Sentimento Deserdado


Frequentemente me deparo com um sentimento que não sei o nome. Ele sempre vem depois de uma

enorme euforia e antes uma profunda tristeza. É um sentimento totalmente insaciável, sem dúvidas, um dos mais difíceis de lidar. Tenho uma ânsia incontrolável em encontrar outros pensamentos que simpatizam com os meus, de encontrar as pessoas certas pra errar novamente, de fazer alguém interessante virar um completo avesso do que sou. Sim, consigo transformar as pessoas de vinho para água, não o contrário. Tenho a capacidade absurda de equilibrar o oco que tenho com a imensidão do universo e me mostrar o quão profunda pode ser minha experiência de não ser nada, não ter nada. Transformo um bem querer em algo que nem tem nome, porque simplesmente é. Alguém que está ali, que fico observando como uma menina fica olhando para uma boneca na loja, desejando, mas sabendo que não tem dinheiro pra comprar, que essa boneca não vai pertencê-la, mesmo que você já teve, algum dia, condições de comprá-la. Do mesmo jeito que eu consigo fazer com que o mais distante sentimento de alguém torne-se o mais próximo de mim possível, faço o contrário, com muito mais rapidez. Distancio sem querer distanciar, mas não querendo proximidade maior. Existe um espaço muito, muito pequeno entre o meu bem querer e o meu não querer mais ver pela frente. E eu estou sempre na corda bamba. Estou sempre buscando mais e mais e, no fim, nada me contenta, sempre acabo deslizando para o lado do limbo desse muro sob a corda bamba. Meus sentimentos não se fazem claros ou se fazem tanto, que chega a cegar quem se aproxima e, naturalmente, se distancia.
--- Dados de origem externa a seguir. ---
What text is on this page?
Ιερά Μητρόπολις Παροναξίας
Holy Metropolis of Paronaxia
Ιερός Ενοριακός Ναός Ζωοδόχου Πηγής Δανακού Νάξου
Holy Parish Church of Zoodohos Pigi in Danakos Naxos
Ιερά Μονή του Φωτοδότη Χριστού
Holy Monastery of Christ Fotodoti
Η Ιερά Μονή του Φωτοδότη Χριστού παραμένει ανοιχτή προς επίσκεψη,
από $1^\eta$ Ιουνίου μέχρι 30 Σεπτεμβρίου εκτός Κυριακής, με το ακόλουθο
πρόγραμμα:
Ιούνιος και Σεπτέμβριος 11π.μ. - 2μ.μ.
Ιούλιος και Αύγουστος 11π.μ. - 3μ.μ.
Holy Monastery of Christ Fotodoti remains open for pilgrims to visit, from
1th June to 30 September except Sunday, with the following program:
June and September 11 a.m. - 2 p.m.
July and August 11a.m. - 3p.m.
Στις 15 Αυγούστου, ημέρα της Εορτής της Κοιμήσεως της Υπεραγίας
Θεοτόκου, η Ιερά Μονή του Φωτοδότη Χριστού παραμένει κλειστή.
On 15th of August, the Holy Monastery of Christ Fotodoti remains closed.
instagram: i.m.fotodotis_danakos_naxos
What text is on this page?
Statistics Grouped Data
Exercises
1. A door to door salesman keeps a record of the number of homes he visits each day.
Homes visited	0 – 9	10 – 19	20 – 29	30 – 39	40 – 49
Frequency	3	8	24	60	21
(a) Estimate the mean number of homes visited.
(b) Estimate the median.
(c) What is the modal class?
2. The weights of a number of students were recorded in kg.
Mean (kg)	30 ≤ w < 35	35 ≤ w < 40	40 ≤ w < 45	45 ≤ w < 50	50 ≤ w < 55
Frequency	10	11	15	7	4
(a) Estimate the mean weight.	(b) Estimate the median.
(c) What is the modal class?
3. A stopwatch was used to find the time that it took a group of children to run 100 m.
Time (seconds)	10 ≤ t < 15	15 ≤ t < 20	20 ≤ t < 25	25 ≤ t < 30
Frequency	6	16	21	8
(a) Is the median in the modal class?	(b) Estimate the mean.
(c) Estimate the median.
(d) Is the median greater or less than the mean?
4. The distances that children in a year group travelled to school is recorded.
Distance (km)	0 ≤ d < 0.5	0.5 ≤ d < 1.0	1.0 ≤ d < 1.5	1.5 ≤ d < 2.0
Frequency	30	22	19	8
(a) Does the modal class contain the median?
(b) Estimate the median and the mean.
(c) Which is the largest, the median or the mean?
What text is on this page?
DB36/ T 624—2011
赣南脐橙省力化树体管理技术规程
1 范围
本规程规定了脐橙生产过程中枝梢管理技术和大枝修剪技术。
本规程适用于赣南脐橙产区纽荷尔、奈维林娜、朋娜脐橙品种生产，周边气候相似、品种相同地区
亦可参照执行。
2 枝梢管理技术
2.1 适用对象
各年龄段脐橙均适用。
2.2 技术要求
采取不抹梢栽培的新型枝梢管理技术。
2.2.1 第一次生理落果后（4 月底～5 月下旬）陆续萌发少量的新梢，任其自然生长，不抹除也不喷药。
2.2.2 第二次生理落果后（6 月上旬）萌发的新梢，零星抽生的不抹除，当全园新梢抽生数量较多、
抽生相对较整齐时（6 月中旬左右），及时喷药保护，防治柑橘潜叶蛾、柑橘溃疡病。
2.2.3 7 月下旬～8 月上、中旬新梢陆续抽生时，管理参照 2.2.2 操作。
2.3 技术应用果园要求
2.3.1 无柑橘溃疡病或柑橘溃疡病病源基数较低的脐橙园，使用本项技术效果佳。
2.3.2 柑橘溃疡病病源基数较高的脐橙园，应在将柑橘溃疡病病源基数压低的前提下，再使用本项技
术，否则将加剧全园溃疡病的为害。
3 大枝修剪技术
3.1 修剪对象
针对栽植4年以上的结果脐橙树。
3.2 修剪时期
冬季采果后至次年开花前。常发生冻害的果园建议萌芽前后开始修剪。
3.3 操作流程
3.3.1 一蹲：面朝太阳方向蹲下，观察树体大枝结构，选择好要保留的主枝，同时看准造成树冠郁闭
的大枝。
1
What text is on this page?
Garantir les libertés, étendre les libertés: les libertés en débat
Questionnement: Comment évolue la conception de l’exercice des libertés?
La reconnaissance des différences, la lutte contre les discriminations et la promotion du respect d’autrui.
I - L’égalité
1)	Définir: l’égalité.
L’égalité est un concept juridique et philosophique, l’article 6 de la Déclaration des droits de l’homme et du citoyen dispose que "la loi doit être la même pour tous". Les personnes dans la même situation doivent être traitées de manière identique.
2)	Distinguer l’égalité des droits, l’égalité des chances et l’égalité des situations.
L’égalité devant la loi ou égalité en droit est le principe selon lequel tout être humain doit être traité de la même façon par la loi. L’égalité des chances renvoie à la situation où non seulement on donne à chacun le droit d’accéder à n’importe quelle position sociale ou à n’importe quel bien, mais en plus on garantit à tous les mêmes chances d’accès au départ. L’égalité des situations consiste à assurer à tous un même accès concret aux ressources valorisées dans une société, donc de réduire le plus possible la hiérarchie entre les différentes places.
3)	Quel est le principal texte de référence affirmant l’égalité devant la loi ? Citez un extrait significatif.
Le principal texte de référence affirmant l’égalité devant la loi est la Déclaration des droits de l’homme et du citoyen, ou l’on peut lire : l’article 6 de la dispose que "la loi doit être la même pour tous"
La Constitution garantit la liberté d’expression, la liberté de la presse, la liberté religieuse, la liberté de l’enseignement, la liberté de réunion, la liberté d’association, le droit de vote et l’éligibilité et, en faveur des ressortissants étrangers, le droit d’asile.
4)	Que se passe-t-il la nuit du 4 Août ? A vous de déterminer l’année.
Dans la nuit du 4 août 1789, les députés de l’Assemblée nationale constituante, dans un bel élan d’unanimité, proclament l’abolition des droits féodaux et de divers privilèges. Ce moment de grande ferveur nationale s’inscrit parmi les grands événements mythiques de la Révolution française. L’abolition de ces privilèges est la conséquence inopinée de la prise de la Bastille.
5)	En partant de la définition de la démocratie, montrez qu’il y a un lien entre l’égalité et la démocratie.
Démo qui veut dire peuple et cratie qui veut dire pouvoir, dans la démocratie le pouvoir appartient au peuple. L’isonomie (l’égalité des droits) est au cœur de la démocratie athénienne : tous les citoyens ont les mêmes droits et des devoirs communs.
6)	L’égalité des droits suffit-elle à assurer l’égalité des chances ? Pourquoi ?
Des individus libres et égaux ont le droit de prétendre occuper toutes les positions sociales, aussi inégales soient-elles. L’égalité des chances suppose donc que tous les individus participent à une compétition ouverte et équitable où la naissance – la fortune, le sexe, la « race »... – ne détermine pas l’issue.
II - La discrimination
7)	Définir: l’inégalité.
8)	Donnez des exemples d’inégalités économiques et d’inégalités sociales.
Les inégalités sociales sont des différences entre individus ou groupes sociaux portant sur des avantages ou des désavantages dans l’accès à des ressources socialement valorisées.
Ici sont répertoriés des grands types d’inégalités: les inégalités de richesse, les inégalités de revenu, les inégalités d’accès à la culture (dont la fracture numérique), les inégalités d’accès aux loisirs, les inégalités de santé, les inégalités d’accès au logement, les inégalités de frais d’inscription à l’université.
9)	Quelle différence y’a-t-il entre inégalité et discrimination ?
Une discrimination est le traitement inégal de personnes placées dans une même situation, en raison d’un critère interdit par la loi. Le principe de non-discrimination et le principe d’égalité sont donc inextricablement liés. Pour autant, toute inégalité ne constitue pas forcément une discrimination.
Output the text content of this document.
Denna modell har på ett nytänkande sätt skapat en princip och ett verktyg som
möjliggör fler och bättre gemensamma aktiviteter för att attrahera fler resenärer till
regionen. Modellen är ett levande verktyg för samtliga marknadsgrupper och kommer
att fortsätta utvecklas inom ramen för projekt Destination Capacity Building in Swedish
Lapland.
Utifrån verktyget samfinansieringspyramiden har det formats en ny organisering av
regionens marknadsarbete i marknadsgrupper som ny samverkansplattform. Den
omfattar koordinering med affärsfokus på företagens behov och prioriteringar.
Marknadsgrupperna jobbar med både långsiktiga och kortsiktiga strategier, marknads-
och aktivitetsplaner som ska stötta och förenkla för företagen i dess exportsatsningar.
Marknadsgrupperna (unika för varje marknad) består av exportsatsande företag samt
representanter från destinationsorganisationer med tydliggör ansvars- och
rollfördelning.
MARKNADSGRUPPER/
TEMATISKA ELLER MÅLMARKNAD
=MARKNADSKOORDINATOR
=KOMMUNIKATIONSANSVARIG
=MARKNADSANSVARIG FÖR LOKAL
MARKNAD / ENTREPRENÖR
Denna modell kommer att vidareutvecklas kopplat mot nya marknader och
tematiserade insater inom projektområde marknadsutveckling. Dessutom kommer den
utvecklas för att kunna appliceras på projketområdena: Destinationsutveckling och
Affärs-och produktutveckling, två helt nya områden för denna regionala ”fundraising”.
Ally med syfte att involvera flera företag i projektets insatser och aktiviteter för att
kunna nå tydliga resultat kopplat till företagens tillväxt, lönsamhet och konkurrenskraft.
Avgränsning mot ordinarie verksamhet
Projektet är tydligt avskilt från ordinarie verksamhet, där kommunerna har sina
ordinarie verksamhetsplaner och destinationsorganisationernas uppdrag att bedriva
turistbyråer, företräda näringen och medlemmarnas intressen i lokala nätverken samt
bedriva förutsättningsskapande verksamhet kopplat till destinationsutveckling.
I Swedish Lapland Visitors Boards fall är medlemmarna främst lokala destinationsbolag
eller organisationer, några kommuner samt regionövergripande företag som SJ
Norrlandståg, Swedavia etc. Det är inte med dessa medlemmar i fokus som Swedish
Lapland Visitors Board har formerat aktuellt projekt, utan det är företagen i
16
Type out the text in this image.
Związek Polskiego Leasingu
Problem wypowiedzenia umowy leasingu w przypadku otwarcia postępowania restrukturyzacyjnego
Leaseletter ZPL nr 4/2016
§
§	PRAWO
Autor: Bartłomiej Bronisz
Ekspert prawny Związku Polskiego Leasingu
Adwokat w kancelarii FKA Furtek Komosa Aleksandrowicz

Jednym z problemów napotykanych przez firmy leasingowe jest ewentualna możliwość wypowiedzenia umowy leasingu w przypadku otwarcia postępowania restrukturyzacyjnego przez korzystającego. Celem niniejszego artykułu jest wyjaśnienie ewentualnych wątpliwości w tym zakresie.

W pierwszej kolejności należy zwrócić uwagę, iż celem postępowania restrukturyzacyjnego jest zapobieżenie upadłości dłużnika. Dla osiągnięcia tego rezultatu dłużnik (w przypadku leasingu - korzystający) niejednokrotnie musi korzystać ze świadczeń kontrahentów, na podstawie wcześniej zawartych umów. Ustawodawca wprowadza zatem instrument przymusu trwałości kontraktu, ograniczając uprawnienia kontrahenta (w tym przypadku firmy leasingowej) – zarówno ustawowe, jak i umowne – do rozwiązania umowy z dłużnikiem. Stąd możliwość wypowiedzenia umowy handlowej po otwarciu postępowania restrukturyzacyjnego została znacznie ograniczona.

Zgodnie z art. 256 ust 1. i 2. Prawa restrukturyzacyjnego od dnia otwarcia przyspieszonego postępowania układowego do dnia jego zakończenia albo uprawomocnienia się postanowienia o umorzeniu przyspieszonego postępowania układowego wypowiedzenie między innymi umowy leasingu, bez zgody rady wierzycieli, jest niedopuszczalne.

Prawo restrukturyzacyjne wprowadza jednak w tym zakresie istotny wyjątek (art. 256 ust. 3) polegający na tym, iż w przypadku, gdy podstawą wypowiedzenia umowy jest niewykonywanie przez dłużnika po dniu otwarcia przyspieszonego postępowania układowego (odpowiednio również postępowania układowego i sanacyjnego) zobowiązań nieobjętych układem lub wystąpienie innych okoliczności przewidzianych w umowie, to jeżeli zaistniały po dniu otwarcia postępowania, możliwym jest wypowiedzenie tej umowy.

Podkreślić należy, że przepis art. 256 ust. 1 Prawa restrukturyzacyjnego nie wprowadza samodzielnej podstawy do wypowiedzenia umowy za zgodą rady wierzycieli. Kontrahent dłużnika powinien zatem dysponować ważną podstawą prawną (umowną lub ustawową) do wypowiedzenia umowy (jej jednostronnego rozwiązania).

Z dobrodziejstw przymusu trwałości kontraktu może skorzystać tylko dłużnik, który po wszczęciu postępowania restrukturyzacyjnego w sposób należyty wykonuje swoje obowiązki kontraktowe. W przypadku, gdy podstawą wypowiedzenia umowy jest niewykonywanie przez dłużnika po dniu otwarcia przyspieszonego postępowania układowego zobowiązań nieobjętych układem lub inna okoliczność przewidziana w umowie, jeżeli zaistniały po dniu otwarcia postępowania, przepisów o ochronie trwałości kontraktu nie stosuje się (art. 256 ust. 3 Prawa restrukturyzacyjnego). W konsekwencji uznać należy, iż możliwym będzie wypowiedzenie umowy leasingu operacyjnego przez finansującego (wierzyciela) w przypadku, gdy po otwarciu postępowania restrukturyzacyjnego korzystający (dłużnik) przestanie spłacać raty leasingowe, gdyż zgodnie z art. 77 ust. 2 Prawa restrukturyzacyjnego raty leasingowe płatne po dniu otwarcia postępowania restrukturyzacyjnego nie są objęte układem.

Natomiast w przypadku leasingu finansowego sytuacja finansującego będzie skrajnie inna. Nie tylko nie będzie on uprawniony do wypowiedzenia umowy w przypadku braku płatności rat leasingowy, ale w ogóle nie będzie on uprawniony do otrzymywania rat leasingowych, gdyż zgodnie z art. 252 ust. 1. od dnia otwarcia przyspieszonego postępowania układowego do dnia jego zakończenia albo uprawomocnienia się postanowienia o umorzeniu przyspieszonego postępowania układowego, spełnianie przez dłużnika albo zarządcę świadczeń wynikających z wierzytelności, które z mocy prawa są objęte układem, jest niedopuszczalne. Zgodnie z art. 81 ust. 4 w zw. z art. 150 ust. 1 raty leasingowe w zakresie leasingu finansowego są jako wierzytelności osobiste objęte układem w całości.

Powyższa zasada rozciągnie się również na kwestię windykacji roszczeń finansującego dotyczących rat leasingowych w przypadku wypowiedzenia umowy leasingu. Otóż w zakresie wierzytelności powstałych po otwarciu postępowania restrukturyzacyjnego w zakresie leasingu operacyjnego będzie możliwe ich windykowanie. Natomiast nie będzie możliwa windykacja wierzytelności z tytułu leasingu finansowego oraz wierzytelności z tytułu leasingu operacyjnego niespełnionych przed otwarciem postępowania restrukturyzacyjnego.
Não sei como consegui desenvolver esse sentimento sem família. Não compreendo sua origem, uma vez que, naturalmente, todos nós ansiamos pelo melhor, e eu acabo sempre tendo o pior de mim e dos que próximos estão. Bom seria se eu tivesse a chance de ser quem meus pensamentos planejam; quem eu sonho e quero botar em ação quando acordo, mas acabo sendo quem eu não queria. Sequer sei dizer se sou eu mesma ou se é outra projeção do meu inconsciente tentando me sabotar a todo custo. Mas é. E isso que sinto simplesmente me faz odiar minhas atitudes, minhas experiências e quem eu sou quando não sou o que planejo. Pois, se quem planeja tem a fineza de idealizar algo bom, porque algo ruim acontece no lugar? Significa que quem planejou não foi competente ou é o que aconteceu no lugar do plano perfeito?
De qualquer forma, acontece. Acontece pois deveria acontecer; acontece, pois eu não tive a decência de ser quem eu planejei. Aconteceu, e o sentimento deserdado vem em seguida, questionando tudo que sei, ou pensei que soubesse, devastando meus pensamentos com amarguras e recordações tristes, mas ao mesmo tempo trazendo um ar de concordância e conformismo, dizendo lá, na minha cabeça, que "Eu já sabia que isso aconteceria". E sabia.